Analyzing Penn National Barstool Sports deal

If you’re having trouble understanding the Penn National-Barstool deal don’t worry, you have plenty of company.

In an industry full of mergers and acquisitions (many measured in billions of dollars), Penn National’s acquisition of a minority stake in Barstool Sports is getting a lot of attention, thanks to the peculiarity that is Barstool Sports.

Some people are on board with the acquisition and see Barstool as a conduit to new customers and a path forward for a Barstool Sportsbook.

Others see it as another soon-to-fail mashup of media and gambling.

There is also a camp that believes the usually conservative Penn National and the envelope-pushing Barstool Sports will have a difficult time getting on the same page.

And still, others, who see Barstool as a toxic entity, are simply rooting for it to fail.  

I don’t think any of these takes are correct. And the reason no one really knows how to explain the deal is because no one really understands Barstool Sports or its demographic.

Barstool Isn’t Your Dad’s Media Company

First and foremost, if you talk about Barstool as a traditional media company you should stop talking. The company doesn’t abide by or adhere to any traditional norms. Like Elvis, Black Sabbath, or Rage Against the Machine, Barstool is essentially creating a new branch of media and doesn’t fit into a conventional box.   

Furthermore, Barstool is a media company in the same way Disney is a media company. Both companies derive a similar percentage of revenue from their media offerings with things like merchandise and live events rounding out their portfolio.

Trying to neatly define Barstool, or its audience for that matter is an exercise in futility. Barstool has evolved beyond a media company. Barstool is unique. Comparing it to anything with the word “media” in it, past or present, is flawed.

I’ve personally known of Barstool for a decade and have been a semi-regular visitor to the site since the “Manhunt” days. That said, I don’t really know how to explain what Barstool is. Even the employees have a hard time succinctly summing up what it is, largely because it’s an ongoing experiment. Like George pitching his show about nothing to the NBC execs, Barstool simply is what it is, and you have to accept that you don’t understand it.

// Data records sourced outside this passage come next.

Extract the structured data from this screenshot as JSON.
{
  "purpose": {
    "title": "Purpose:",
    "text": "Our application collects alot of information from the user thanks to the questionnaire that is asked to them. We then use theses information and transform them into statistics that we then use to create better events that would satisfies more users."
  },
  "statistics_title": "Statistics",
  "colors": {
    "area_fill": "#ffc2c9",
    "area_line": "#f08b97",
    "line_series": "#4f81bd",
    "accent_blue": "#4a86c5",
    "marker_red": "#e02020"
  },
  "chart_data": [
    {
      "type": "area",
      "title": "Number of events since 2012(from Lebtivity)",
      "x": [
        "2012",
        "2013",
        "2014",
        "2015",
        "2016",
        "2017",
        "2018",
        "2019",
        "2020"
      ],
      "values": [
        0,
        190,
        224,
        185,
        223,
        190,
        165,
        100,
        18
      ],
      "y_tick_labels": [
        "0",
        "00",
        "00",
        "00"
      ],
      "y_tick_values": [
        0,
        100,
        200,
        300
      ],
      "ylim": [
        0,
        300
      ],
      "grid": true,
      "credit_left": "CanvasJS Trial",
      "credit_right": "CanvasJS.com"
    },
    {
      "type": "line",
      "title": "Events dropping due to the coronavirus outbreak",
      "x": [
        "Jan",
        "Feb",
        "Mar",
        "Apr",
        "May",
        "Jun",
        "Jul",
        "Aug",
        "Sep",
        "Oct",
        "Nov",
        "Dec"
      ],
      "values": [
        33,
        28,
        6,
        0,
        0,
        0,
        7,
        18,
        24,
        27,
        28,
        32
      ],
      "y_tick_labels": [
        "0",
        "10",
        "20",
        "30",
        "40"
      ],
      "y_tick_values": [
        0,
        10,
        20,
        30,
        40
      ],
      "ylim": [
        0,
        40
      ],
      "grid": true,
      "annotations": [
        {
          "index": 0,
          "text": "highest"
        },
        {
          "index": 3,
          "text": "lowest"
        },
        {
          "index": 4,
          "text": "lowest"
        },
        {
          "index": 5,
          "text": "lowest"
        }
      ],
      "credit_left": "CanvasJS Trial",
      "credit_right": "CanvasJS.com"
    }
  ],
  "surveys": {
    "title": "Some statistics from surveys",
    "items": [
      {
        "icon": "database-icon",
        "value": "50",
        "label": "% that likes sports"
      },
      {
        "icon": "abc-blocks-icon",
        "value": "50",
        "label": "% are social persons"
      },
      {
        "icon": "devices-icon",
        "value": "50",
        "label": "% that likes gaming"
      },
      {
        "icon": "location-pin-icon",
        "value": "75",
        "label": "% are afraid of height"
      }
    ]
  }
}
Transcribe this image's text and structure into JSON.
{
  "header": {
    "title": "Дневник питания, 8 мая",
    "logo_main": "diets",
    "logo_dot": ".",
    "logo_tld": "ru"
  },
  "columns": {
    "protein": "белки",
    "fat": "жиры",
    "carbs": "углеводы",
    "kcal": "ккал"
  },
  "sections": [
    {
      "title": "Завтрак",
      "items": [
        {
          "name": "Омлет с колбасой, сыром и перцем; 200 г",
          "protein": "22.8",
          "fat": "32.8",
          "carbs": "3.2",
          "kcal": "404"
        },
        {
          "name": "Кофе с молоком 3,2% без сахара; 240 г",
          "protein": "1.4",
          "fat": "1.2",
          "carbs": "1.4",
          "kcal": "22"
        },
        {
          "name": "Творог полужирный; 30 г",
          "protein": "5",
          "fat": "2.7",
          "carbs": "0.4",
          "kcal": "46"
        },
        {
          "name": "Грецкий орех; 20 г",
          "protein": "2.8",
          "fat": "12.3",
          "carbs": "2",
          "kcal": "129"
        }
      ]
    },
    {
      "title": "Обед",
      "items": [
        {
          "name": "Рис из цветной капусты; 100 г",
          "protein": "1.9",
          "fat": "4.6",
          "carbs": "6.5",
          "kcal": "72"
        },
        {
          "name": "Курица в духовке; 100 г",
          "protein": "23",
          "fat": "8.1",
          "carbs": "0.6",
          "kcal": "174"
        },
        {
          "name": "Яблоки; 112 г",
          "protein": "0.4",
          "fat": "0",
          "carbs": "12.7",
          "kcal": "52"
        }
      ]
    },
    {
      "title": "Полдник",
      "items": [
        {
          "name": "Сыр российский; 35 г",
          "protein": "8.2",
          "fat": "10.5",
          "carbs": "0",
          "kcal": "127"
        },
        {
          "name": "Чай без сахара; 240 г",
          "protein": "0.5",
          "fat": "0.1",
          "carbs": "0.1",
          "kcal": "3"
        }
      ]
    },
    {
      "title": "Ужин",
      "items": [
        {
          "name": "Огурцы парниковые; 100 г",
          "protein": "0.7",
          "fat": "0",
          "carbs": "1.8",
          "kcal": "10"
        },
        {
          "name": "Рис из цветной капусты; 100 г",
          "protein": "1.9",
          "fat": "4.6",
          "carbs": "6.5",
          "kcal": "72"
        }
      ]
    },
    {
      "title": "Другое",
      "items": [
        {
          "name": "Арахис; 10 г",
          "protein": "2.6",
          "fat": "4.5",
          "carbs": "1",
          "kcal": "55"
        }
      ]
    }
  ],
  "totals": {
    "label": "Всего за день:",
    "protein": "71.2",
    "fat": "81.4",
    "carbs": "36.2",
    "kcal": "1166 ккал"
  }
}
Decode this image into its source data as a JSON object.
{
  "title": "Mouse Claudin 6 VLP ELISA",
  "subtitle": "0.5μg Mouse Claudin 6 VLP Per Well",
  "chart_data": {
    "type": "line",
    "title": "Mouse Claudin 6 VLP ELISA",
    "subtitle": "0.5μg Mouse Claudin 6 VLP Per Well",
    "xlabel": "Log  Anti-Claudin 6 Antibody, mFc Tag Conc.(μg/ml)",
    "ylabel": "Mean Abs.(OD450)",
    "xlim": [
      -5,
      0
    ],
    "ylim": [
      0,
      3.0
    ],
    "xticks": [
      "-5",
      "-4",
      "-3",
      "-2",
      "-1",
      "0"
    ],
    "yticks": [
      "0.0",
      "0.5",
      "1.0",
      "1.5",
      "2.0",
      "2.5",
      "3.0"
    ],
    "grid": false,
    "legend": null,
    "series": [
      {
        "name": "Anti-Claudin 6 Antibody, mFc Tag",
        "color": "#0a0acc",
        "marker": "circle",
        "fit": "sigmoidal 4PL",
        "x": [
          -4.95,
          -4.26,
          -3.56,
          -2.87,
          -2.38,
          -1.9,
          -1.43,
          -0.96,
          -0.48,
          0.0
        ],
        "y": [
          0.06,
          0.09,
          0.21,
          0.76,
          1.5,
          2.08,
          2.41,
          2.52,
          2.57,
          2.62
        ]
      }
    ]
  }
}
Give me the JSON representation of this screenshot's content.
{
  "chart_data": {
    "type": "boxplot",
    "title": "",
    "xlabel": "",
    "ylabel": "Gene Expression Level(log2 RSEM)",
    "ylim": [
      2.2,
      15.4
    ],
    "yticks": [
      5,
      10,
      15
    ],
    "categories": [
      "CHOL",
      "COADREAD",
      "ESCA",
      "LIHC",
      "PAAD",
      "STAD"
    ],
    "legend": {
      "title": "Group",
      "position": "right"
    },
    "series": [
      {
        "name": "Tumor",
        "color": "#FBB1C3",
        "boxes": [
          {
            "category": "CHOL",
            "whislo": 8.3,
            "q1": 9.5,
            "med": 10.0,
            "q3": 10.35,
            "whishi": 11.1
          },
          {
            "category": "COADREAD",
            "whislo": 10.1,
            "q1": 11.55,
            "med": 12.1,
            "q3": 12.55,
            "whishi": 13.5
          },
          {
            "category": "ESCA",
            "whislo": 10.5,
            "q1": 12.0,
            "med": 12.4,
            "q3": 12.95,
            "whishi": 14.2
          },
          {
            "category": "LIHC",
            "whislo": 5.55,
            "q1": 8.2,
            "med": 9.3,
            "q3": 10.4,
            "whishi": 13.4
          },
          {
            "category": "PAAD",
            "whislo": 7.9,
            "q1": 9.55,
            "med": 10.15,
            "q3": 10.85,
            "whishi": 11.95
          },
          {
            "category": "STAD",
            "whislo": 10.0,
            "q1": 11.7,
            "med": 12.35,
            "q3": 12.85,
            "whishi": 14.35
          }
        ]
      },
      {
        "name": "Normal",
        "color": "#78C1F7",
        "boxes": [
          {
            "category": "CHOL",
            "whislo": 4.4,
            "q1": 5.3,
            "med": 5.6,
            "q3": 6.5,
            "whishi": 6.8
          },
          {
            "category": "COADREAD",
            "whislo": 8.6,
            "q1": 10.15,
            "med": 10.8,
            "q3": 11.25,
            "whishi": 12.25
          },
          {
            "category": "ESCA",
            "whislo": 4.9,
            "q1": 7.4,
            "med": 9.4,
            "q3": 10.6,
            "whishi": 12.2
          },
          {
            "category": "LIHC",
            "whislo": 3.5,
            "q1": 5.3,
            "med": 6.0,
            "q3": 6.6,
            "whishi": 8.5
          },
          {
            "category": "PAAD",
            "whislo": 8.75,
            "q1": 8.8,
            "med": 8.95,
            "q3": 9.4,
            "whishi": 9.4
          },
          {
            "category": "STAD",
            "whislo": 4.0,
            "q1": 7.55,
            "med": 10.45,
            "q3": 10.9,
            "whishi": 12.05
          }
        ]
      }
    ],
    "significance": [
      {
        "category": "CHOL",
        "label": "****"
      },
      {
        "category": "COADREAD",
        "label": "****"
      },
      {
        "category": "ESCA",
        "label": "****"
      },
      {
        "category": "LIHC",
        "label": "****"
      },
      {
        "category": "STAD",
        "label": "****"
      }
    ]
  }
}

Basically, whenever you hear someone say Barstool is x, or the Barstool-Penn deal will succeed or fail because of y, this is someone with only a cursory understanding of Barstool. Someone that’s not looking at the big picture who is ignoring the results.

Anyone with a deeper understanding of Barstool knows that it’s complicated and wouldn’t pretend to know how this will work out. Like Julio Franco’s unorthodox batting stance, or Patrick Mahomes’ unorthodox throws, conventional wisdom says it shouldn’t work. It just does, and you don’t try to change it. Coaches who try to change it or rein it in get fired.

The Barstool Brand Makes Things Work That Shouldn’t

Branding is interesting. Some brands resonate, but few brands transcend into an ideology like Barstool. Barstools core user base identifies with the brand.

And they’re loyal and easily mobilized. And that’s where the disconnect comes in. Unlike traditional media companies (be it print or digital) Barstool readers have a different level of engagement.

A great example of this occurred this weekend when a new Barstool employee started pushing a random catch-phrase “Zillion Beers” and sold $1.5 million worth of merchandise – with an assist from Barstool Founder Dave Portnoy who bet against it happening.

This shouldn’t work. This is essentially the hula hoop plotline from The Hudsucker Proxy, where someone is seeing something everyone else isn’t. No other company would entertain the idea, and even if they did, no other company could actually pull it off.

A random employee, creating a random phrase, printing it on t-shirts and other merchandise, going viral, and selling $1.5 million worth of it in a weekend is inexplicable. But it’s par for the course at Barstool. This is what they do, and it’s ok to not understand how they do it, I certainly don’t.

The big question is will Penn try to understand and make sense of the phenomenon that is Barstool, or will Barstool be allowed to steer its own ship? That interplay will likely determine the success of Barstool Sports in the gambling industry.